Tijdens onze aankomst in Hilversum werden wij letterlijk omringd door een uitzinnige menigte. Hun gastvrijheid ten opzichte van ons werd al snel duidelijk en korte tijd later was ons bataljon goed ingekwartierd.
|
Bren Gun Carrier nabij Hilversum, mei 1945 |
Onze Ondersteunings Compagnie werd ondergebracht in een school en al snel stond het schoolplein vol met onze militaire voertuigen. De Duitsers hadden de bevolking van nagenoeg alles beroofd en de mensen leden honger. De autoriteiten realiseerden zich dit terdege en direct na het afkondigen van de wapenstilstand reden vrachtwagens geladen met voedsel naar alle uithoeken van Nederland.

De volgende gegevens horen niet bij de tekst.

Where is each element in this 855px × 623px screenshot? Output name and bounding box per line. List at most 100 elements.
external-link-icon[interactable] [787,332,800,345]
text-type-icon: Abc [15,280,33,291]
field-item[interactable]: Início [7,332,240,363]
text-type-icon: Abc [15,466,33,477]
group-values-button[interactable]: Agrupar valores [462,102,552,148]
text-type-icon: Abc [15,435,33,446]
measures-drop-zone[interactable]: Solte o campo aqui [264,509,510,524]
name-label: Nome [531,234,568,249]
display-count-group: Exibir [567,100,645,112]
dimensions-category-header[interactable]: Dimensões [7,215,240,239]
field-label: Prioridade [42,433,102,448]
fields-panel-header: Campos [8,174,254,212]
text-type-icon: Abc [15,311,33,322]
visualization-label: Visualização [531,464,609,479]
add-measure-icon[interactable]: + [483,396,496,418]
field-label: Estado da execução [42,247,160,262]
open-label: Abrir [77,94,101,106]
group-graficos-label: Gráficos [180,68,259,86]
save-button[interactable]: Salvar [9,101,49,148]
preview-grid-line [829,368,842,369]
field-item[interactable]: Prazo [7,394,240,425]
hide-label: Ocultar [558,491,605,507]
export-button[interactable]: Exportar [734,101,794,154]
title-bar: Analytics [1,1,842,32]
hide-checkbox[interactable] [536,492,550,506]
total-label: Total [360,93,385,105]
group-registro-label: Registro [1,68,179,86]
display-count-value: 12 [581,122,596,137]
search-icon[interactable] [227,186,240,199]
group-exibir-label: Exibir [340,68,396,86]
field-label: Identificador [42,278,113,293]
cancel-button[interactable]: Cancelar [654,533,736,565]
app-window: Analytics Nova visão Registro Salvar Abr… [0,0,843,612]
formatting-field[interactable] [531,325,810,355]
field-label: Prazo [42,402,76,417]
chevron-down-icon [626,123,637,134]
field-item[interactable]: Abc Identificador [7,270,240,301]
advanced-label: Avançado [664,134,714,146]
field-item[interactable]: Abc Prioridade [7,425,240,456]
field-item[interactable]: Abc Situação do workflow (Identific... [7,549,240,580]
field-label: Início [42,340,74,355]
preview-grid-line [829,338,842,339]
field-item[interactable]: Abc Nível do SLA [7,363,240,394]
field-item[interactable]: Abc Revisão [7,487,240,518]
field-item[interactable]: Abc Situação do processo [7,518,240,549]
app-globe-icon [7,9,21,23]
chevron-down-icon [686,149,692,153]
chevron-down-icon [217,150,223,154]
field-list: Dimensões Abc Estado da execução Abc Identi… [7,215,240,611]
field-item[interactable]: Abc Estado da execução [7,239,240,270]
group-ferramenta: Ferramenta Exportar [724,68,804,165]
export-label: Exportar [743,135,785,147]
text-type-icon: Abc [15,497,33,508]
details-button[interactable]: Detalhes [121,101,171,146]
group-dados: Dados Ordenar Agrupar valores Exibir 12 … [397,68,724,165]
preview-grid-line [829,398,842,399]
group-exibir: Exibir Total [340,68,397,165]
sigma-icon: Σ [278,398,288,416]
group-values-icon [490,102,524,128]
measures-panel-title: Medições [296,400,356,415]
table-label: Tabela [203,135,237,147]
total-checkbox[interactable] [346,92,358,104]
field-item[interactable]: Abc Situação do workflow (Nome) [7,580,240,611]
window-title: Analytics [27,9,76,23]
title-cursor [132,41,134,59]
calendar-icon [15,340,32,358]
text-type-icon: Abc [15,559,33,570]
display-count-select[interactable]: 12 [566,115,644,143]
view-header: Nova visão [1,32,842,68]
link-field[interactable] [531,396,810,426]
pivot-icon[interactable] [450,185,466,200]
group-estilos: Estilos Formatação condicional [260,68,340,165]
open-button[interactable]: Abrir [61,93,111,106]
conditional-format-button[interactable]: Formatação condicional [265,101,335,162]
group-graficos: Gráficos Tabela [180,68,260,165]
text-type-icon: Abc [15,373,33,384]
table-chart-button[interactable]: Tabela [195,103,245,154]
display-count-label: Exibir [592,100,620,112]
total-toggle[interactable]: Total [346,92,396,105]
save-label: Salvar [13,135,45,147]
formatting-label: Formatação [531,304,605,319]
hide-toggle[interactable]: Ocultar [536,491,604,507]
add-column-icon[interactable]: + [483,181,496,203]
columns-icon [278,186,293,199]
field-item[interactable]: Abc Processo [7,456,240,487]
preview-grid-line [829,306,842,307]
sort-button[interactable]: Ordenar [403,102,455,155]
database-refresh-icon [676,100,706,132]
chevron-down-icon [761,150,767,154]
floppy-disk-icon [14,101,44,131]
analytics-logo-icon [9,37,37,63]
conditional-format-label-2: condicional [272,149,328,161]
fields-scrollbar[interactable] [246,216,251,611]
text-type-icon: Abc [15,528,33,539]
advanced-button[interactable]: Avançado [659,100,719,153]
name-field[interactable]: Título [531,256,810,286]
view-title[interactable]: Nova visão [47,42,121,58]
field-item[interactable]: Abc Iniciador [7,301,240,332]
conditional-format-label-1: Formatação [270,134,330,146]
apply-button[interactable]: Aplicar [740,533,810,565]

De vijand werd bijeengebracht en afgevoerd naar hiervoor bestemde gebieden, waar zij hun wapens moesten afgeven en werden gefouilleerd. Op 10 mei begonnen wij met onze opdracht: het ontwapenen van de Duitse troepen in ons gebied. Wij stelden vast dat zij behoorden tot de ‘Hermann Göring Para Divisie, met wie wij al eerder in gevecht geweest waren.
|
Manschappen van de Hermann Göring Paradivisie op weg naar ontwapeningsplek (Fotograaf onbekend, Coll. Historische Kring Baerne) |
Het ontwapeningsgebied was gelegen in een terrein een paar kilometer buiten Hilversum. Na een voorspoedig begin werd ons Bataljon al kort daarna geconfronteerd met een tragedie. Toen de Duitsers op het terrein aankwamen, gaven zij onder toezicht van onze Ondersteunings Compagnie eerst hun geweren en kleine wapens af om daarna door te lopen voor het afgeven van machinegeweren en mijnen. Tenslotte moesten zij naar de overkant van het terrein om hun verbindingsmateriaal en overige uitrustingsstukken in te leveren.
|
Ingeleverde uitrustingsstukken langs de Biltseweg (Fotograaf: G.Niestadt, uitgegeven als prentbriefkaart door fotohandel A. de Groot, Hilversum) |
De opdracht aan mijn peloton was de Duitsers het werk te laten doen. Korte tijd later kwam een gesloten paard- en wagen met aan de achterkant een deur het terrein op. Ik liep naar de achterkant van dit voertuig. De voerman zei dat hij broodrantsoenen voor de Duitse troepen bij zich had. Hij moest van mij de deur aan de achterkant openen en ik zag dat de wagen inderdaad tot de helft gevuld was met brood. De voerman wilde de deur weer snel dichtdoen, waarop ik achterdochtig werd en hem al het brood liet uitladen. Geen wonder dat hij zo vreemd deed: onder het brood vond ik een vierkante houten kist, van ongeveer 45 bij 45 cm, vol met pistolen, hoofdzakelijk Lugers! Ik nam de kist met wapens in beslag, liet hem het brood weer terugleggen in de wagen en liet hem verdergaan. Ik ging terug naar de plek waar mijn mannen aan het werk waren.
|
Wapentuig op terrein in het bos nabij Lage Vuursche (Fotograaf onbekend, coll. Wigger K.F. van der Horst) |
Even nadat ik daar was aangekomen kwam een vrachtwagen met aanhangwagen het terrein opgereden. Ik liep ernaar toe en gaf de bestuurder aanwijzingen naar het uitlaadpunt te rijden. De vrachtwagen was hoofdzakelijk beladen met mijnen en granaten. Een compagnie soldaten was lopend het terrein opgekomen en ik ging naar hen toe. Toen ik dichterbij was gekomen vond er een enorme explosie plaats. Ik werd, samen met een aantal Duitsers die bezig waren hun geweren op te stapelen, onderste boven geblazen. Gelukkig ongedeerd kwam ik overeind en rende naar de vrachtwagen, die door de explosie, samen met de aanhanger op zijn kant was geblazen. Ik stelde vast dat er een krater van ongeveer 1.80 meter diep en een doorsnede van 3.50 meter was ontstaan.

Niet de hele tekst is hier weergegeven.